Dementia and Alzheimer’s (spring) Flashcards
define dementia
Chronic progressive mental disorder that adversely affects higher cortical functions including memory, thinking, orientation, comprehension, calculation, learning capacity, language and judgment.
what is Alzheimer’s disease?
Most common form of dementia.
Degenerative cerebral disease with characteristic neuropathological and neurochemical features
Onset and development is slowly but steadily over several years
Progressive deterioration in cognition, function and behavior
common symptoms of Alzheimer’s disease
Cognitive
- Memory loss
- Failing intellect (inability to learn new skills)
- Poor concentration
- Language impairment
- Disorientation/confusion
Non-cognitive
- Depression
- Delusion
- Anxiety
- Aggression
- Sleep disturbances
- Dis-inhibition
Disability
- Difficulties with activities of daily living
- Self-neglect
- Incontinence and other physical disabilities
Diagnosis of Alzheimer’s disease
Symptoms & Memory assessment (Clinical criteria)
MRI and PET Scans for biomarkers (Neuropathological hallmarks)
Outcomes:
- Memory tests can show problems in particular areas
- CT and MRI scans may show brain shrinkage (atrophy)
- SPECT and PET scans may show areas of: Loss of function (fluoro deoxyglucose [FDG]PET), and Presence of AD biomarkers (PET with amyloid-binding radiotracer or chemical marker of cerebrospinal fluid [CSF] amyloid and tau proteins)
what do different scores on the Mini Mental State Exam mean?
Scored out of 30
- ≥27 = Normal
- 19-24 = Mild cognitive impairment
- 10–18 = Moderate impairment
- ≤9 = Severe impairment
what does an MRI scan show in Alzheimer’s disease?
advantages of MRI scan?
Highlights atrophy in hippocampus and mesiotemporal lobe (MT)
Can detect pre-symptomatic changes
Non-invasive
Reproducible and quantitative read out.
what does an FDG scan show in Alzheimer’s disease?
advantages of FDG scan?
Highlights deficits in parietal lobe (P) and posterior cingulate gyrus (PCG).
Links metabolic state to synaptic activity.
Open to errors from other metabolic changes.
Useful tool in differentiating dementia’s (e.g. AD vs FTD).
Risk factors for Alzheirmer’s
- Age >65
- ApoE4 genotype
- ApoJ genotype
- TREM2 status
- History of stroke (hypoxic episodes)
- Head injury
- Vascular diseases
- Diabetes
- Smoking
- Drinking
- Education
Traumatic brain injury biomarkers
what are early-onset inherited cases of Alzheimer’s caused by?

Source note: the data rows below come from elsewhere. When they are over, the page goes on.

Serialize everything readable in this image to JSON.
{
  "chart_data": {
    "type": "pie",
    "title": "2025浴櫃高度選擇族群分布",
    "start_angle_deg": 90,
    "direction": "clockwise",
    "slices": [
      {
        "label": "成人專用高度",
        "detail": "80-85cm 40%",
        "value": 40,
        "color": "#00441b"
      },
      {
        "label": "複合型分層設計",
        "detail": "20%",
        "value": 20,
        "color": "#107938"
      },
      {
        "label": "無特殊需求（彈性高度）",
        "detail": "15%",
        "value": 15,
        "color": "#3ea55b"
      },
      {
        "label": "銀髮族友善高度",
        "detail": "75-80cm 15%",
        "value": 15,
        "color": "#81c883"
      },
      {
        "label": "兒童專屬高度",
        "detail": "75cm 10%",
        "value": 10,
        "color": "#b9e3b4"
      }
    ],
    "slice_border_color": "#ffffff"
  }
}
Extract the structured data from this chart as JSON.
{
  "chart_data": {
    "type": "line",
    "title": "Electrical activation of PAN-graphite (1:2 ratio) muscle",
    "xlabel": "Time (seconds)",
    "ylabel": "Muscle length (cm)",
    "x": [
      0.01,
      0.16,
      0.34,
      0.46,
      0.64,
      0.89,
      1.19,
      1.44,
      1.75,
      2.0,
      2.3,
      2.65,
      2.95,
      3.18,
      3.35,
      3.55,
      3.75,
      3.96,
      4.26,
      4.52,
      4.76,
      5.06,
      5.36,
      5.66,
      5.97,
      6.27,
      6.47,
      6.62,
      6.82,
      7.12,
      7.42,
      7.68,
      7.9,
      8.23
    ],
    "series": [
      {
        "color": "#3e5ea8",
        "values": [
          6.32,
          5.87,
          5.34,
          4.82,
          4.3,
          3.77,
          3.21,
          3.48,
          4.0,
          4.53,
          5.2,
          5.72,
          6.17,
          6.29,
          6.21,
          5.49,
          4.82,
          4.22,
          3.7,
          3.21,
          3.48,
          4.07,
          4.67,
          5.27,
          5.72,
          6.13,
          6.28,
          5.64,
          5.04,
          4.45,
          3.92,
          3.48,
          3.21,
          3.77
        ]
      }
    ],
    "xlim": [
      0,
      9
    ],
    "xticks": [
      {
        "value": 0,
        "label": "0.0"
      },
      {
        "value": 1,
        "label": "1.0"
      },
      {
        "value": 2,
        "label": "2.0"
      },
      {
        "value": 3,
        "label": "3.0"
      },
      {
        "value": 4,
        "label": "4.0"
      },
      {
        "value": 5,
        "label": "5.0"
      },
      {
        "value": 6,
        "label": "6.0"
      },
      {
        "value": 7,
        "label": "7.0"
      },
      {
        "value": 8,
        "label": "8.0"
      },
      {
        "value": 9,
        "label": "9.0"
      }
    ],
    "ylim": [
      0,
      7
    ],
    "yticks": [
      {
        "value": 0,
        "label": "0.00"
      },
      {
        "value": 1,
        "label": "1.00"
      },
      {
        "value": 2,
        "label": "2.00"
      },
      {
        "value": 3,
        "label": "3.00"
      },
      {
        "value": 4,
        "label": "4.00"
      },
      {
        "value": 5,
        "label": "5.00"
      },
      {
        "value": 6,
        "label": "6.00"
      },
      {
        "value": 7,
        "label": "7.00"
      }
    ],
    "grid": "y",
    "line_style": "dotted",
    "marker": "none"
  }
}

rare mutations in 3 genes: PSEN 1, PSEN 2, APP
in Alzheimer’s what is scattered throughout the cortex?
Amyloid plaques and Neurofibrillary tangles
describe the amyloid cascade hypothesis leading to Alzheimer’s
Increased Aβ production & Decreased Aβ degradation leading to…
- ↑Amyloid β accumulation
- Amyloid β oligomerisation and deposition
- Inflammatory response (Glial cells)
- Synapse loss
- Oxidative stress
- Ca2+ overload and neuronal death
Treatment strategies for dementia
No disease modifying therapy exists for dementia.
Current treatment strategies center around neurotransmitter modulation as a symptomatic approach. In particular, cholinergic and glutamatergic signalling.
- Acetylcholinesterase Inhibitors
- N-methyl D-aspartate antagonism
examples Acetylcholinesterase Inhibitors for dementia
what effects does it have?
how are benefits assessed?
success rate?
side effects?
Acetylcholinesterase Inhibitors: Donepezil, Galantamine, Rivastigmine
Effects:
- Enhance cholinergic transmission and improve cognitive functions
- Therapeutic effectiveness decreases with increasing neuronal damage
- Does not prevent progression of disease!
Benefit assessed by repeating the cognitive assessment after 3 months treatment. Discontinue treatment if patient does not respond to therapy!
Only a subset of patients respond
High doses have side effects e.g., nausea, vomiting, diarrhoea
give an example of an N-methyl D-aspartate antagonism
effects?
Possible drug interactions?
Memantine- Non-competitive antagonist at NMDA receptors.
Effects:
- Improves cognitive functions
- Effects evident at late stages of disease
- Role in early stage of AD unclear…
- Not certain if it prevents progression of disease…
Possible drug interactions e.g., antipsychotic (see non-cognitive changes and treatments!), anticoagulant (warfarin), analgesic and muscle relaxant.